Una cinghia stretta al collo e un biglietto d’addio con due sole parole: «chiedo scusa».
Il taglio netto con la vita, deciso e programmato con lucida freddezza, che arriva, una mattina qualsiasi, a sibilare, come una sciabolata, nel buio della mente e del cuore di un bambino di undici anni. Perché? Rimbombano le domande che ci si fa ogni volta che accade qualcosa di inspiegabile.
Le domande che il dolore atroce, quello delle reazioni irrefrenabili, nell’odiosa altalena dei singhiozzi, fa urlare o riesce appena a far affiorare sulle labbra.
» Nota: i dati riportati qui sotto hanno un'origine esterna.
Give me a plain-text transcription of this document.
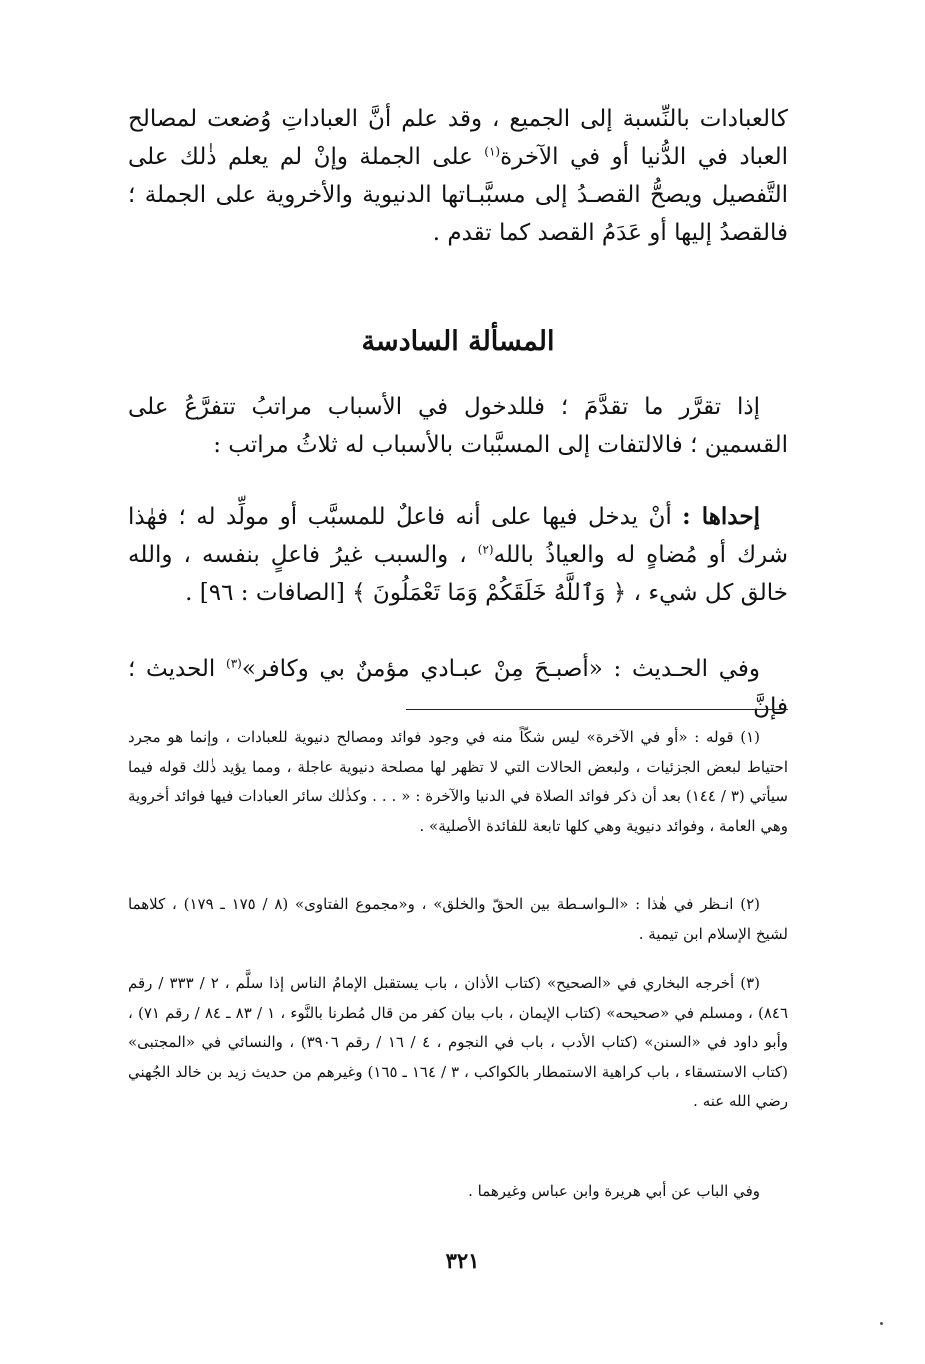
كالعبادات بالنِّسبة إلى الجميع ، وقد علم أنَّ العباداتِ وُضعت لمصالح العباد في الدُّنيا أو في الآخرة$^{(١)}$ على الجملة وإنْ لم يعلم ذٰلك على التَّفصيل ويصحُّ القصـدُ إلى مسبَّبـاتها الدنيوية والأخروية على الجملة ؛ فالقصدُ إليها أو عَدَمُ القصد كما تقدم .

المسألة السادسة

إذا تقرَّر ما تقدَّمَ ؛ فللدخول في الأسباب مراتبُ تتفرَّعُ على القسمين ؛ فالالتفات إلى المسبَّبات بالأسباب له ثلاثُ مراتب :

إحداها : أنْ يدخل فيها على أنه فاعلٌ للمسبَّب أو مولِّد له ؛ فهٰذا شرك أو مُضاهٍ له والعياذُ بالله$^{(٢)}$ ، والسبب غيرُ فاعلٍ بنفسه ، والله خالق كل شيء ، ﴿ وَٱللَّهُ خَلَقَكُمْ وَمَا تَعْمَلُونَ ﴾ [الصافات : ٩٦] .

وفي الحـديث : «أصبـحَ مِنْ عبـادي مؤمنٌ بي وكافر»$^{(٣)}$ الحديث ؛ فإنَّ

(١) قوله : «أو في الآخرة» ليس شكّاً منه في وجود فوائد ومصالح دنيوية للعبادات ، وإنما هو مجرد احتياط لبعض الجزئيات ، ولبعض الحالات التي لا تظهر لها مصلحة دنيوية عاجلة ، ومما يؤيد ذٰلك قوله فيما سيأتي (٣ / ١٤٤) بعد أن ذكر فوائد الصلاة في الدنيا والآخرة : « . . . وكذٰلك سائر العبادات فيها فوائد أخروية وهي العامة ، وفوائد دنيوية وهي كلها تابعة للفائدة الأصلية» .

(٢) انـظر في هٰذا : «الـواسـطة بين الحقّ والخلق» ، و«مجموع الفتاوى» (٨ / ١٧٥ ـ ١٧٩) ، كلاهما لشيخ الإسلام ابن تيمية .

(٣) أخرجه البخاري في «الصحيح» (كتاب الأذان ، باب يستقبل الإمامُ الناس إذا سلَّم ، ٢ / ٣٣٣ / رقم ٨٤٦) ، ومسلم في «صحيحه» (كتاب الإيمان ، باب بيان كفر من قال مُطرنا بالنَّوء ، ١ / ٨٣ ـ ٨٤ / رقم ٧١) ، وأبو داود في «السنن» (كتاب الأدب ، باب في النجوم ، ٤ / ١٦ / رقم ٣٩٠٦) ، والنسائي في «المجتبى» (كتاب الاستسقاء ، باب كراهية الاستمطار بالكواكب ، ٣ / ١٦٤ ـ ١٦٥) وغيرهم من حديث زيد بن خالد الجُهني رضي الله عنه .

وفي الباب عن أبي هريرة وابن عباس وغيرهما .

٣٢١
Sulle labbra di una madre, che si era ricostruita una vita con un altro compagno e su quelle di un padre che, pur lasciandosi alle spalle un amore naufragato, non aveva mai girato le spalle al suo bambino, nato da quell’unione, poi deragliata.
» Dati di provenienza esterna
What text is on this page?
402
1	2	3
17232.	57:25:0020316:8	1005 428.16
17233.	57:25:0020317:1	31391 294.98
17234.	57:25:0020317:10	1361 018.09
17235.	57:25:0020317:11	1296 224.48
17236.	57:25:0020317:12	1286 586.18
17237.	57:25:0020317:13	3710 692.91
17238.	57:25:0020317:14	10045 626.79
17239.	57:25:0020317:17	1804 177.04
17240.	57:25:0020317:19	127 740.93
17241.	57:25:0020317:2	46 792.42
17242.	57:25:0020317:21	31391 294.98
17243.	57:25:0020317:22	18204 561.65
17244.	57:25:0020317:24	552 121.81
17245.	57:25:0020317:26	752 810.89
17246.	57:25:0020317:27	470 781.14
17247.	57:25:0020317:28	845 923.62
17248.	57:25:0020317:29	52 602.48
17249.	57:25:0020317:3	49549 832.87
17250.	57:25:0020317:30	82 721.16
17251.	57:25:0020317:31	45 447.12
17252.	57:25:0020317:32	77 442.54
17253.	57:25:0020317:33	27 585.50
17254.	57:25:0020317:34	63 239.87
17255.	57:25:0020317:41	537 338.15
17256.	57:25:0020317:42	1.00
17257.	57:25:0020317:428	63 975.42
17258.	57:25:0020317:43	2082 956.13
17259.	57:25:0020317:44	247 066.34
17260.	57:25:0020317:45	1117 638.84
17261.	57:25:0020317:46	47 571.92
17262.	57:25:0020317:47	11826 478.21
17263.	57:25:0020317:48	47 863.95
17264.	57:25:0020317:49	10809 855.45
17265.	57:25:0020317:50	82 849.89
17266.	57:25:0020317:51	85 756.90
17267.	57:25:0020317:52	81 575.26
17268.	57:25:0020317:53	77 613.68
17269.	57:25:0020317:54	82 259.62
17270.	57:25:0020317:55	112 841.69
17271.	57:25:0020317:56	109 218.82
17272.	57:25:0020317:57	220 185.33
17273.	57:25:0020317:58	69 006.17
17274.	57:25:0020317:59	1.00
Un bambino felice, Filippo. Già, così orrendamente felice da pianificare il suicidio in ogni minimo dettaglio. Così orrendamente felice da giocare al pallone come ogni sabato, con l’entusiasmo, la voglia di vivere di sempre, e addirittura la gioia alle stelle per quel suo primo gol nella squadra degli esordienti e da decidere, soltanto tre giorni dopo, di uccidersi.
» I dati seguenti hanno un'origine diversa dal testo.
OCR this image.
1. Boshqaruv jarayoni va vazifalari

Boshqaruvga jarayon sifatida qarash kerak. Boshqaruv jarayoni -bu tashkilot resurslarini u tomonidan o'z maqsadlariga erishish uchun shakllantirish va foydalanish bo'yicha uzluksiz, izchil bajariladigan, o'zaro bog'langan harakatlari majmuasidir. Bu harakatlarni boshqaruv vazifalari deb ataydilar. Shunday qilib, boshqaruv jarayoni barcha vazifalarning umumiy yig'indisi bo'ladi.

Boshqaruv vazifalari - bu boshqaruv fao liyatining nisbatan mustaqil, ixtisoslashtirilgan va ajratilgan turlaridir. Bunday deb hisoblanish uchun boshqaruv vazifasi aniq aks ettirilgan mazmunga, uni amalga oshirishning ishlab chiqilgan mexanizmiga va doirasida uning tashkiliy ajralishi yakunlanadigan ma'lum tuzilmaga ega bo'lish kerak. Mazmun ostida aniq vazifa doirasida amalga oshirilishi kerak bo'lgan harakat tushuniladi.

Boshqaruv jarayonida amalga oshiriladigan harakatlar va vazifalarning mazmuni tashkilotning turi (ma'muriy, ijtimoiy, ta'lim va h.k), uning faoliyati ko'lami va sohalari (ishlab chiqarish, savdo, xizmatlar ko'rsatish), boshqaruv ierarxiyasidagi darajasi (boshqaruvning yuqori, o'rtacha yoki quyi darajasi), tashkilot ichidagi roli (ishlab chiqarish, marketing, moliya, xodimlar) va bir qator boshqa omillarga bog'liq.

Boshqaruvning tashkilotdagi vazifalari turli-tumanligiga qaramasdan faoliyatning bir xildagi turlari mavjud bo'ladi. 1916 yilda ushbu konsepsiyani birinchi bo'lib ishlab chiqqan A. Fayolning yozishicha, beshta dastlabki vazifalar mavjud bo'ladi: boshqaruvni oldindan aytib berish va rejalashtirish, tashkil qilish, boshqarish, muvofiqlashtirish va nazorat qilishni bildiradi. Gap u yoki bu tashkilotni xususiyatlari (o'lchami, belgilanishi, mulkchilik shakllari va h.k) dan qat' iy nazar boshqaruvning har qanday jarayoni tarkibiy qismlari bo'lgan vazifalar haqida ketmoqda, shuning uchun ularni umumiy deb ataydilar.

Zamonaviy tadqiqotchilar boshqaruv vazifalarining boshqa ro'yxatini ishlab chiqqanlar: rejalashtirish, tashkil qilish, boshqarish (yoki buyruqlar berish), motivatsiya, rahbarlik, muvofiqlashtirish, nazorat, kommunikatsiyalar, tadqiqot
Tornando da scuola anzitempo per non trovare nessuno a casa, per poter prendere una cinghia, legarla al letto del fratellino di sedici mesi, nato dalla nuova relazione della sua mamma, e poi, con agghiacciante determinazione, cominciarla a tirare quella cinghia. Sempre più forte, sempre di più. Per andare incontro alla morte quasi con leggerezza, quasi con naturalezza, come se la morte facesse già parte della vita di un bambino della sua età. Come se la morte non dovesse fare paura a un bambino di undici anni, come lui. Quella sacrosanta paura che, invece, la morte deve per forza fare, quando le giornate di un’età così sono, o almeno dovrebbero essere, solo abbagliate dalla luce del sole, anche quando c’è la tempesta. E se nemmeno la paura di morire, di lasciare il sole, la luce, i calci al pallone, le torte di compleanno, persino di mollare per un istante la playstation, fa paura a un bambino di undici anni, ci deve essere per forza qualcosa che ha smesso di funzionare in questo mondo sottosopra.
Provate a rifletterci solo per un istante. Proviamo a non farci venire i brividi rileggendo insieme quel biglietto, quel «chiedo scusa», scritto, sì, con la calligrafia di un bambino, ma con la testa di un adulto che può soffrire, può aver sofferto nella sua vita e che per quel suo soffrire può anche aver maturato e deciso di compiere un gesto estremo come il suicidio.
Allarmante sensazione quando un bambino ragiona come un adulto, agisce come un adulto. Si uccide come un adulto. Per lasciare, attorno a se, solo il vuoto di un enigma. E consegnarlo a una madre che si dispera. A un papà separato, certo, ma che era rimasto un buon padre tanto da condividere con Filippo la spensieratezza cui un figlio di quell’età aveva diritto, se non sempre, almeno nei tre giorni alla settimana in cui si incontravano.
E allora ecco che il brivido attraversa tutti, attraversa anche un piccolo paese, quello di San Martino Ulmiano, non lontano da Pisa, che, sindaco in testa non si dà pace («È un lutto terribile per la nostra comunità ci mettiamo a disposizione della famiglia», dice sconvolto il primo cittadino Paolo Panettoni). Il lutto della gente. Gente come la gente di ogni luogo. Che gioisce, litiga, si deprime e risorge ogni giorno. Ma che, come noi, non riesce a trovare il filo nero di questa ennesima trama malefica.
Che sembra copiata o, quantomeno usata come ispirazione, una volta di più, dalle mille storie di morte e desolazione che fiction o cronaca, la tv, per colpa un po’ di tutti noi, sbatte in faccia ogni giorno a qualsiasi ora. Storie che presentano, anche e soprattutto ai bambini la morte come qualcosa di normale e di scontato. È così, purtroppo, non abbiamo alibi. Non ci si può nemmeno far finta di stupirsi. Inutile cercare motivazioni, quando, molto probabilmente, motivazioni vere non ci sono.
E se mille storie quotidiane di morte e desolazione diventano la «normalità» per Filippo e tanti altri suoi coetanei come se fossero le avventure dei Gormiti o le impennate di Cassano, allora i brividi aumentano. Perché non ha senso crescere in fretta, troppo in fretta, così. E scegliere di arrivare in fretta, troppo in fretta, al capolinea più scontato.